Biletimi kesti bu sevda senden yana. Gitmek istese de kalanlığa yazgılanmış yüreğim, çarmıhlara çivilenmiş bıraktığın yerde benliğim. Elini sürdüğün her yerim yıkılıyor bedenimde. Toprağa doğru yol almakta senliğim. Gel bana, bıraktığın yerde çivilenmiş yüreğim!

Sağıma dönüyorum hayalin
Solumaysa çoktan yazgılanmış yüreğin!

Ne saplantı, ne bağımlılık, ne alışkanlık kelimeleri sıralayabilir yazgımızı. İmkânsızlıklar içinde vurgun yese de her yerinden bu sevda, sürgün bitecek elbet, geleceksin yine bana.
Bıraktığın gibi bulacağını sakın sanma. Her gidişinde daha çok örselendi ruhum.
O'na varabilmek adına seni geçebilme yetisine sahip olabilseydim ben, Yunus misali kırk yıl odun taşımaya hazırdım kapına. Taptuk misali kırk yıl yüzüme bakma, gam yemem ben.

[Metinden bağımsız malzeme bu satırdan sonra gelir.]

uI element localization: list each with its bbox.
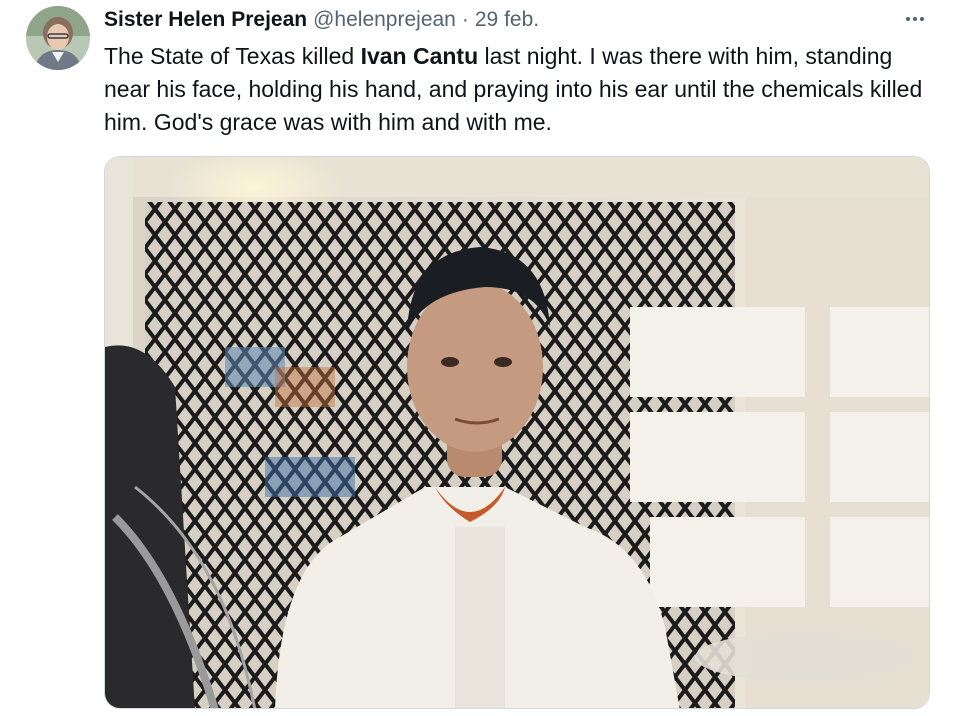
- tweet-photo[interactable]: [104, 156, 930, 709]
- tweet-text-bold-name[interactable]: Ivan Cantu: [361, 43, 479, 69]
- tweet-text: The State of Texas killed Ivan Cantu las…: [104, 40, 924, 139]
- tweet: Sister Helen Prejean @helenprejean · 29 …: [0, 0, 960, 716]
- header-separator: ·: [461, 8, 469, 31]
- avatar[interactable]: [26, 6, 90, 70]
- tweet-date[interactable]: 29 feb.: [475, 8, 539, 32]
- photo-illustration: [105, 157, 929, 708]
- more-options-icon[interactable]: [900, 8, 930, 30]
- tweet-text-part-1: The State of Texas killed: [104, 43, 361, 69]
- author-name[interactable]: Sister Helen Prejean: [104, 8, 307, 32]
- tweet-header: Sister Helen Prejean @helenprejean · 29 …: [104, 8, 539, 36]
- author-handle[interactable]: @helenprejean: [313, 8, 456, 32]
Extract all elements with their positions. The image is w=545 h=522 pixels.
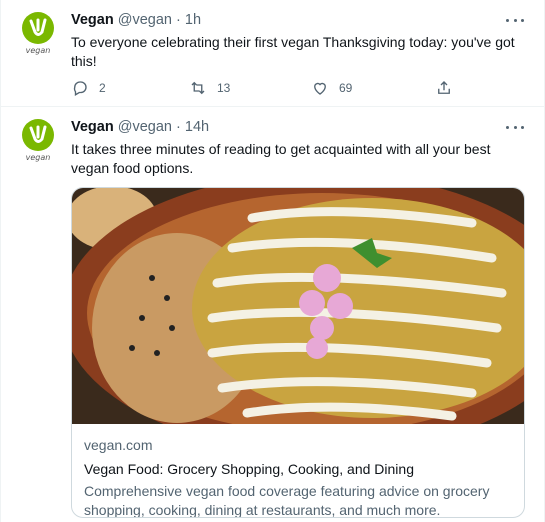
tweet-actions: 2 13 69 (71, 78, 461, 98)
card-title[interactable]: Vegan Food: Grocery Shopping, Cooking, a… (84, 460, 514, 479)
timeline: vegan Vegan @vegan · 1h To everyone cele… (0, 0, 545, 522)
share-button[interactable] (435, 78, 453, 98)
author-name[interactable]: Vegan (71, 119, 114, 135)
card-body[interactable]: vegan.com Vegan Food: Grocery Shopping, … (84, 436, 514, 518)
avatar-logo-text: vegan (26, 46, 51, 55)
card-description: Comprehensive vegan food coverage featur… (84, 483, 490, 518)
reply-icon (73, 81, 87, 96)
card-domain: vegan.com (84, 437, 153, 453)
avatar-logo-text: vegan (26, 153, 51, 162)
tweet-header: Vegan @vegan · 1h (71, 12, 201, 28)
vegan-logo-icon: vegan (22, 119, 54, 162)
author-name[interactable]: Vegan (71, 12, 114, 28)
tweet-text: It takes three minutes of reading to get… (71, 141, 491, 176)
like-count: 69 (339, 81, 353, 95)
more-icon[interactable] (506, 12, 524, 28)
share-icon (438, 81, 450, 94)
reply-count: 2 (99, 81, 106, 95)
retweet-icon (191, 81, 205, 95)
timestamp[interactable]: 14h (185, 119, 209, 135)
timestamp[interactable]: 1h (185, 12, 201, 28)
avatar[interactable]: vegan (21, 12, 55, 56)
retweet-count: 13 (217, 81, 231, 95)
separator: · (176, 119, 181, 135)
card-image[interactable] (72, 188, 525, 424)
tweet-header: Vegan @vegan · 14h (71, 119, 209, 135)
tweet[interactable]: vegan Vegan @vegan · 1h To everyone cele… (1, 0, 544, 107)
reply-button[interactable]: 2 (71, 78, 106, 98)
like-button[interactable]: 69 (311, 78, 352, 98)
tweet-text: To everyone celebrating their first vega… (71, 34, 515, 69)
author-handle[interactable]: @vegan (118, 12, 172, 28)
author-handle[interactable]: @vegan (118, 119, 172, 135)
retweet-button[interactable]: 13 (189, 78, 230, 98)
more-icon[interactable] (506, 119, 524, 135)
avatar[interactable]: vegan (21, 119, 55, 163)
tweet[interactable]: vegan Vegan @vegan · 14h It takes three … (1, 107, 544, 522)
link-card[interactable]: vegan.com Vegan Food: Grocery Shopping, … (71, 187, 525, 518)
vegan-logo-icon: vegan (22, 12, 54, 55)
separator: · (176, 12, 181, 28)
heart-icon (314, 82, 326, 95)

Haddini aşmasın boyundan büyük cümleler
Geçtim seni, geçeceğim bu yeter.

İçine düştüğüm cümleler hep seni anlatıyor belki, dilime sürdüklerimde sen varsın, ne kadar kaçsam da adım adım, durduğum yerde seni arıyor gözlerim. Her nefeslenişimde içime çektiğim senmişsin gibi, boğuluyor cümlelerim. Ah unutmak bu kadar zor olmasaydı keşke. Yükü omuzlarımı bunca çökertmeseydi, duruşu sensizlikten bozulmuş bir tümceyim şimdi dillerde. Rezil rüsva ettin beni âleme. İsmim gezdi hep hayâsız dillerde.

İçime sen kaçtın
Çıkarabilene aşk olsun!


Uyu şimdi bir masal yorgunluğuyla. Cüce devler korkutmasın seni rüyalarında! Üç nokta koy isminin başına, seninle hayat bulduğuna inanan benliğim senden öncesi olduğunu da kabullensin. Senden öncede vardım ben, senden sonra da hüküm süreceğim.

İçimde tarif olunmaz bir acı, sayfalara sürgün yese de kalemim, yine de anlatmaya yetmez ucuna asılan cümleler. Başka bir lügatte acıyor kalbim.

İçime, silinmez mürekkeple yazılmışsın sen, hiçbir silgi silemez artık seni benden.

Çizgimi çektim sana, silinmez oluşun üzerini karalamama engel değildi.

Geldiğin gibi gittin benden. Bense seni geçip menzile ulaşma yolunda divaneliğe büründüm hepten.

İçime kaçan seni hiçbir cümle çıkaramıyor benden!